Diabetic ketoacidosis in the pediatric population

Pediatric Perspective

Stuart A. Bradin, DO, FAAP

Diabetic Ketoacidosis in the Pediatric Population A 14-year-old boy with benign history is found unresponsive in his bedroom by his sister. There is vomit on his shirt. Thinking back, Mom remembers the patient drinking and urinating “a lot” in the past several weeks and thinks “his clothes hang off of him.” He has been home from school the past few days because of fatigue and malaise “and just not feeling well.” They called their doctor when he complained of some abdominal pain and were told, “It's the flu and will get better in a few days.” He has had no fever, rash, injury, or ingestion.
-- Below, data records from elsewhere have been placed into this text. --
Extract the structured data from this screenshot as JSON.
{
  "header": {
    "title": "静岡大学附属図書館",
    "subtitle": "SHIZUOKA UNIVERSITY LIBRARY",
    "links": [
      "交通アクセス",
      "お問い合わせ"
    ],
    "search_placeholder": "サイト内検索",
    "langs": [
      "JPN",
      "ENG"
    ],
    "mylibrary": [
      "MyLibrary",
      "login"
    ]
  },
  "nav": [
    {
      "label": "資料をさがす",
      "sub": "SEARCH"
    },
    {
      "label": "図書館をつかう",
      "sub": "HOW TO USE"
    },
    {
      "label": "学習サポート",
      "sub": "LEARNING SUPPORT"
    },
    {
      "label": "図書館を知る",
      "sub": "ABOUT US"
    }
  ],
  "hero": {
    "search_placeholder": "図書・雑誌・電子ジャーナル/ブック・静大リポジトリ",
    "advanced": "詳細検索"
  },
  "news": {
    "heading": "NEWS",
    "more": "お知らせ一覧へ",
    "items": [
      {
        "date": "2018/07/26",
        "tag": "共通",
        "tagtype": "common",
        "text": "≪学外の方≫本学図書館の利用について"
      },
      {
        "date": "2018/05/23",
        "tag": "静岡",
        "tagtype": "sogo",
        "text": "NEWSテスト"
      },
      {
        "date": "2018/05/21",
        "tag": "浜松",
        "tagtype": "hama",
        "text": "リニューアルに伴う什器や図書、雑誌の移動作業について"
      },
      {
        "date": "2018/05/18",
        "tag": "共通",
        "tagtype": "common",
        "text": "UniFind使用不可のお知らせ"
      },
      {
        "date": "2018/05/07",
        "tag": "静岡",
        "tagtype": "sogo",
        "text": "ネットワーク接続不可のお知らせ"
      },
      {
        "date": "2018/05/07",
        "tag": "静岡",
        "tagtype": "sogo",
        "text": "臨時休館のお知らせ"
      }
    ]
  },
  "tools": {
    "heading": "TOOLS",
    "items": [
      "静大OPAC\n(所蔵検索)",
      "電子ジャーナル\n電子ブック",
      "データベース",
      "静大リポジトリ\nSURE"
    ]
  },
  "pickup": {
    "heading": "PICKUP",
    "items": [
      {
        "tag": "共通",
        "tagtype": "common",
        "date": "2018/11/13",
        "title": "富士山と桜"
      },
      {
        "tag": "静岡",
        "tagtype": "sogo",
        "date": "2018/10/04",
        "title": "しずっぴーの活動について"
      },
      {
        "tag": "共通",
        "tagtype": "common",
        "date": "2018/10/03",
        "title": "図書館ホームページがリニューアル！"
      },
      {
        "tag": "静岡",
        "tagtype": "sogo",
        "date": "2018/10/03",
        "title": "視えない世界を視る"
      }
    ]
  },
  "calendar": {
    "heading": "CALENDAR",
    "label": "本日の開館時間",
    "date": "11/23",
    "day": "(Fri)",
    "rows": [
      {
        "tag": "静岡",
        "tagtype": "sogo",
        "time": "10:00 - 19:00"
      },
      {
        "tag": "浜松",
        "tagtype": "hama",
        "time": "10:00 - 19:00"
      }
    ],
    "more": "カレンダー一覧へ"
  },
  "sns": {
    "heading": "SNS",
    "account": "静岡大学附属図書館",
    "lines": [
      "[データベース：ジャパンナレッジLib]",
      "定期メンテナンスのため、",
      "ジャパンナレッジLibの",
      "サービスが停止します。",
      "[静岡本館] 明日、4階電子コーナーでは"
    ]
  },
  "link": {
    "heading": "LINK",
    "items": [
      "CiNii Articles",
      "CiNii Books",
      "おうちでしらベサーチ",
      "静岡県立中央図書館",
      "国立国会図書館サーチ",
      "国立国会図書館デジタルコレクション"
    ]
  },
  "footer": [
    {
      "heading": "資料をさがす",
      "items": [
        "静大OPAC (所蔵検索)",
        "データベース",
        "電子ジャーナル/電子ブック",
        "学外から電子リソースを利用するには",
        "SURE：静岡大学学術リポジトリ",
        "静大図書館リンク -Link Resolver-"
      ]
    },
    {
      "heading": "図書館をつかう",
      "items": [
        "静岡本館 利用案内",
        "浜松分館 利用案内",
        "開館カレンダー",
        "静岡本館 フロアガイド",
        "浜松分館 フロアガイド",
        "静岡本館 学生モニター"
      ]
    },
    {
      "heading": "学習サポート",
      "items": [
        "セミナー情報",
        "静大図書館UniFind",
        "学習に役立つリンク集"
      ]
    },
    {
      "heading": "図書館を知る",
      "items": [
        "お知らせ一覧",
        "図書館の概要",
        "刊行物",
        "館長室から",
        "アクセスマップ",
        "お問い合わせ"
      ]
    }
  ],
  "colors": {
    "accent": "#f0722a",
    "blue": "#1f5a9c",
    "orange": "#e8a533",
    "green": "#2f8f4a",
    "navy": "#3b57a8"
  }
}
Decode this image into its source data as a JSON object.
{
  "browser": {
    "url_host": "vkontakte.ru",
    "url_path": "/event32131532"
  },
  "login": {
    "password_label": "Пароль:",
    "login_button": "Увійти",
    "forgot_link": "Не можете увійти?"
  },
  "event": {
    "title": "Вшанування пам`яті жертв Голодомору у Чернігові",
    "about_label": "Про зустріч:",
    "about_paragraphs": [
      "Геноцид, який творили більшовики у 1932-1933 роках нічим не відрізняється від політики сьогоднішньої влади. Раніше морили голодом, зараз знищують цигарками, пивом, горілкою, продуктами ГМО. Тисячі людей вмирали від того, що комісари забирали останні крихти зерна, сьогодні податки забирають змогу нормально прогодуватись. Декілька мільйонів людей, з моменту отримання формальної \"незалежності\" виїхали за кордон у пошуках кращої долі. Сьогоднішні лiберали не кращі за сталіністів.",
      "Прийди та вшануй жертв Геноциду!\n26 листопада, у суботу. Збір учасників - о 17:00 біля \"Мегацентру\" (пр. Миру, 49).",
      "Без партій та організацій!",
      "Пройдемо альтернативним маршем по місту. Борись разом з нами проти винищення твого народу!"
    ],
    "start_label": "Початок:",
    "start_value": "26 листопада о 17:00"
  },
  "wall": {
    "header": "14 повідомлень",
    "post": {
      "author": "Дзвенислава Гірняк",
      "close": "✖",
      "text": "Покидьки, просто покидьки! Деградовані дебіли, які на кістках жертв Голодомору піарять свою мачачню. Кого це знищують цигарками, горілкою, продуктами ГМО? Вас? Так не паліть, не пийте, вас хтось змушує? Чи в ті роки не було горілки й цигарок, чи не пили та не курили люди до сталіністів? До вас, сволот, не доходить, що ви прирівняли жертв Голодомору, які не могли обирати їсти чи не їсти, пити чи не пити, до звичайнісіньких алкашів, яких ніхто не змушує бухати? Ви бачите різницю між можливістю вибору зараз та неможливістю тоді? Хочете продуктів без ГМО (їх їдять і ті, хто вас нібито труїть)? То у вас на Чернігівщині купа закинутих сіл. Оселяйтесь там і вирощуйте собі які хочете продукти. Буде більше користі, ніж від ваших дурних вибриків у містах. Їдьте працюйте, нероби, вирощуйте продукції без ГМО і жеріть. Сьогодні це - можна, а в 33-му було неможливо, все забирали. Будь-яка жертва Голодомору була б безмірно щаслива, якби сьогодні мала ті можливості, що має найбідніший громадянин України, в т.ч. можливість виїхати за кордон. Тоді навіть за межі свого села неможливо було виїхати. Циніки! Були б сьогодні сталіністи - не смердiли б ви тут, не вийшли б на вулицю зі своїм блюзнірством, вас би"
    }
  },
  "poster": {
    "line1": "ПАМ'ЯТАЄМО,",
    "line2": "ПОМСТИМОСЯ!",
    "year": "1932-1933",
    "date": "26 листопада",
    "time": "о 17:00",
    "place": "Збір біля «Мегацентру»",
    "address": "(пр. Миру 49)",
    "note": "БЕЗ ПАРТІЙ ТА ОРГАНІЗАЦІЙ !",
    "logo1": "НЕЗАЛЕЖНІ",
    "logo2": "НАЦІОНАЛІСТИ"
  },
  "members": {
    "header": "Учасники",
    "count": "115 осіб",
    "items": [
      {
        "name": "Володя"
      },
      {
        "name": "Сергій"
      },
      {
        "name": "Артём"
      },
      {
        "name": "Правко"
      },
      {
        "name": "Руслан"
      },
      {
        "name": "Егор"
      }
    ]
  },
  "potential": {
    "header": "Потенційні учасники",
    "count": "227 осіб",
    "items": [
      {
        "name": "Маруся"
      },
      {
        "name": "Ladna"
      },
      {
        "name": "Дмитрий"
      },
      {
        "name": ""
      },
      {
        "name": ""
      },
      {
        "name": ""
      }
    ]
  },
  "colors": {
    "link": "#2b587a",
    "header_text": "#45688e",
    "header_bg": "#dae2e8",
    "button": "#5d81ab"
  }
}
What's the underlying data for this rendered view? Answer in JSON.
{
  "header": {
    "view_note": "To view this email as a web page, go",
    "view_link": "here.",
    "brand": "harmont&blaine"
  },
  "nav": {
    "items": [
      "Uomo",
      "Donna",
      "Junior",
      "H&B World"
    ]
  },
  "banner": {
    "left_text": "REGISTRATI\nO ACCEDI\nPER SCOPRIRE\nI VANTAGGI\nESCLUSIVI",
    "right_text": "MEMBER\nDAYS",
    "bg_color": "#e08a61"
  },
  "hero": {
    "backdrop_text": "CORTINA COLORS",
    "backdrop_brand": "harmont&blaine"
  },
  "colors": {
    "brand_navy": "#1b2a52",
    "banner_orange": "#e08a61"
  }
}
His vital signs are as follows: Heart rate: 130 Respiratory rate: 32 Blood pressure: 90/65 Temperature: 37° C Weight: 55 kg General exam: somnolent but arousable, will open eyes on command, fruity odor on breath Airway: patent, no stridor Breathing: tachypneic, Kussmaul respirations Circulation: clammy, cool skin, capillary refill 4 seconds, parched lips, sunken eyes Abdomen: mildly tender diffusely, no distention, BS x 4 quadrants Pupils: 3-4 mm b/l Glasgow Coma Score: 12-13 Chem stix: “high” Emergency personnel give the boy oxygen by face mask, start 2 intravenous lines, and run them wide open as they take him to the emergency department. En route, the patient is responsive to pain, he has a Glasgow Coma Score of only 5, and his pupils are unequal. Upon arrival, his heart rate is 75, his blood pressure is 135/95, and he has agonal respirations. His arterial blood gas is pH 7.02, PCO2 22, and base excess–18.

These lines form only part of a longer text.